July 27th, 2018
Ginnette Lake mm 2293 to mm 2271
Distance: 22 miles
This was another stunning day with a slew of pictures to sort through. This section of trail is one of the highlights of the whole PCT.
Overnight I was woken by a Barred Owl, which I thought at first was a coyote howling. Then I was woken by the sounds of someone packing up at 0430. Wow, these guys wake up early! Since I was awake, I packed up and hit the trail by 0530, my earliest start yet.
I covered a lot ground by 9 am and was shortly back in the high country. Once again, green meadows and snow fields dominated the landscape. I stopped at a fresh-melt stream to collect water and talk to a group of 6 guys from Portland, out for the weekend. They kindly offered me some food but I had enough at the time. People always want to feed me:)
I continued on just behind Skybird and Spatz, climbing steeply for awhile and then rounding a corner to see the trail stretching on for miles. There was a lot of that today. Whoever built this trail had some great imagination and a fondness for views.
The 3 volcanos (Rainier, Adams, and St Helens) dominated the background all day but the foreground demanded a lot of attention. The trail was wide but with many rocks and steep sides! The heights didn’t bother me but I can see how the trail might be terrifying in bad weather. My main problem was that I couldn’t stop taking pictures and video.

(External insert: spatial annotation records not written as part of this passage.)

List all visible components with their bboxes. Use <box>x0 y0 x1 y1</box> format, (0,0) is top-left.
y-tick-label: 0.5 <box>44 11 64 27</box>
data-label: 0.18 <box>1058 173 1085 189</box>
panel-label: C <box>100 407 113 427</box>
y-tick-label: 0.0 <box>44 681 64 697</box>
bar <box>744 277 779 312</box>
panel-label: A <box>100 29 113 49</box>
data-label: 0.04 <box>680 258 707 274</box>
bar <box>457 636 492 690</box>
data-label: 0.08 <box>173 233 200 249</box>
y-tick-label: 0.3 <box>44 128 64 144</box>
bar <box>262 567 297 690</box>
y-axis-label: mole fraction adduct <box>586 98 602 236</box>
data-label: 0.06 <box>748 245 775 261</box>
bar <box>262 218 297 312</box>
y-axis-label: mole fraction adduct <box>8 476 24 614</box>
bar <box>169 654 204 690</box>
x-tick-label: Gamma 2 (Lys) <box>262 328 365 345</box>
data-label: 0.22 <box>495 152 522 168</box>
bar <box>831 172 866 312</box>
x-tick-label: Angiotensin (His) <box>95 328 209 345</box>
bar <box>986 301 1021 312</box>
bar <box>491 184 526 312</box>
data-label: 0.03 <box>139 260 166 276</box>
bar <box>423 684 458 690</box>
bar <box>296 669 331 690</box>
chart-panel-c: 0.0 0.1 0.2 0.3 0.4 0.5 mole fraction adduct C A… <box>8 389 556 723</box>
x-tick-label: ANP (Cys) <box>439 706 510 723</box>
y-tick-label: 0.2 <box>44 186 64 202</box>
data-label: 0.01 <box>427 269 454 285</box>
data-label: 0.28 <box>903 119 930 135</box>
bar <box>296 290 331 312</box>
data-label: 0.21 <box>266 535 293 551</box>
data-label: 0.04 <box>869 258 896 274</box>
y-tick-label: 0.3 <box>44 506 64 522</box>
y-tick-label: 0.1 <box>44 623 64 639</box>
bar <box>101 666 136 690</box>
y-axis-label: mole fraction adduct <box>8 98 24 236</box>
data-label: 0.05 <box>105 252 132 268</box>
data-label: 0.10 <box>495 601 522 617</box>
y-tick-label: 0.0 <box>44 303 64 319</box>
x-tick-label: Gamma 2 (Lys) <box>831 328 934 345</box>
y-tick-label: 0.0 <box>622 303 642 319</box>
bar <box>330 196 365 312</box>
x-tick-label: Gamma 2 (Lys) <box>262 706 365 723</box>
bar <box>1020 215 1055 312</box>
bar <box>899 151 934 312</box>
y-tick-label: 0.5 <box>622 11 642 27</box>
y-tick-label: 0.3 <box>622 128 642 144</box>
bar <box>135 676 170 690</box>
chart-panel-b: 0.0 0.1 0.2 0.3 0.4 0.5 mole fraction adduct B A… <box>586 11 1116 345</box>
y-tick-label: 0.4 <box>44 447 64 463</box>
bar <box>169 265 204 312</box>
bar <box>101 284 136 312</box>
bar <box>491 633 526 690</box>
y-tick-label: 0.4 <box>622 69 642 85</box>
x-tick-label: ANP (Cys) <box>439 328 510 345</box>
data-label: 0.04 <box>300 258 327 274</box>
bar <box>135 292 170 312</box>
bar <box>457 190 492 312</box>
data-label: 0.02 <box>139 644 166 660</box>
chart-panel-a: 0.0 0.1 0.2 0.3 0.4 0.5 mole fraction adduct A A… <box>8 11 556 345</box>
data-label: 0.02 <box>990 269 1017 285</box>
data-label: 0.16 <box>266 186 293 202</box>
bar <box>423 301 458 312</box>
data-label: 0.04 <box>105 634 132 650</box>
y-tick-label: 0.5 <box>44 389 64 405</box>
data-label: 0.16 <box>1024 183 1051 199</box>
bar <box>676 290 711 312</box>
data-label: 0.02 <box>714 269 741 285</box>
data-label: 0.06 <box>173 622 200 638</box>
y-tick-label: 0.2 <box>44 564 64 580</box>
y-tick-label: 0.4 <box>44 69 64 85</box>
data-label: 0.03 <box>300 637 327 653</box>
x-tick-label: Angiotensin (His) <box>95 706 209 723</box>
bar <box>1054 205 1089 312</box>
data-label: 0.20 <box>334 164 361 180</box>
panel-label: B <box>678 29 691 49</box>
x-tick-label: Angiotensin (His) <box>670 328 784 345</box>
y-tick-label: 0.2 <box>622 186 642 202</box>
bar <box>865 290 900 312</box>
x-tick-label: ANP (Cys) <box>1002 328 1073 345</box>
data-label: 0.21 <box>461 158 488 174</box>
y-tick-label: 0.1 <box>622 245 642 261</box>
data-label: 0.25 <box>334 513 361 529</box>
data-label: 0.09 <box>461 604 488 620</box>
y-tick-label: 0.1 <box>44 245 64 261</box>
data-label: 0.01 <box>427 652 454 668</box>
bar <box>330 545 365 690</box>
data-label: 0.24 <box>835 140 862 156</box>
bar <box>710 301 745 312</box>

We sat down to have a lunch break. Given the early start, there was plenty of time to hang out. We talked to a girl that was coming down from the top of Old Snowy Mountain, around 8000′. The alternate trail also went over the part that’s nicknamed the ‘knife-edge.’ We were going to skip the alternate but after talking to the girl, I had to do it. The weather was perfect (for like the 3rd week in a row) and it was early still. The others decided to continue on the main route.
I huffed and puffed my way up, stepping over shale that sounded like glass clinking and also a lot of volcanic rocks. It’s clear that this area is of volcanic origin, as well. I passed a NOBO on the knife-edge and he was kind enough to point out all the mountain goats on the snow below. They stood out just barely and there were about 20. Goats in Goat Rocks, just perfect!
I dropped my pack at the saddle so that I’d have an easier time of peak-bagging Old Snowy. A bit of rock scrambling brought me to the top and highest point yet in WA state. The views were stupendous and the clouds made it look like Adams was venting. Other clouds were forming near me and looked like they might produce some rain later. Imagine that! In Colorado, I would have been quite nervous about thunderstorms but here it was a very distant thought.
I had the peak all to myself for about 10 minutes. Then I was joined by a father and son and also a SOBOer named Barefoot Kid (thank goodness he wasn’t barefoot at the time, given all the sharp volcanic rocks). It was good to have others to take pictures.
The Kid and I started back down and I learned that he is only 17! Yes, he’s doing the whole trail by himself. I did the boring adult thing and asked him what his parents think and of course they worry for him but also support his efforts. They make him carry a Spot GPS…sound familiar? Some things don’t change no matter how old you are.
We got back on the main PCT and were further mesmerized by some goats walking around on the snow. A large crowd had formed…suddenly there were people everywhere and I realized it was a Friday. Flocks were coming up to enjoy the good weather…and feed the mossies.
I walked another few miles looking for the campsite that my group had planned on. I tanked up my water supplies at the Cispus River, anticipating the campsite to be coming up soon. But I never saw them. I walked over Cispus Pass and then to another ridge.
The trail was going down, back into the forest from there and I didn’t want to keep walking into the bugs. So I found a great spot on the ridge and settled in. Another night solo…it seems to be what I keep defaulting to, but that’s ok. I’m very self-sufficient…I got a lot of practice as an only child.
There were unfortunately some bugs on the ridge, so I still had to hang out in my tent. But at least I was able to stretch later and enjoy the evening colors. It was another amazing day.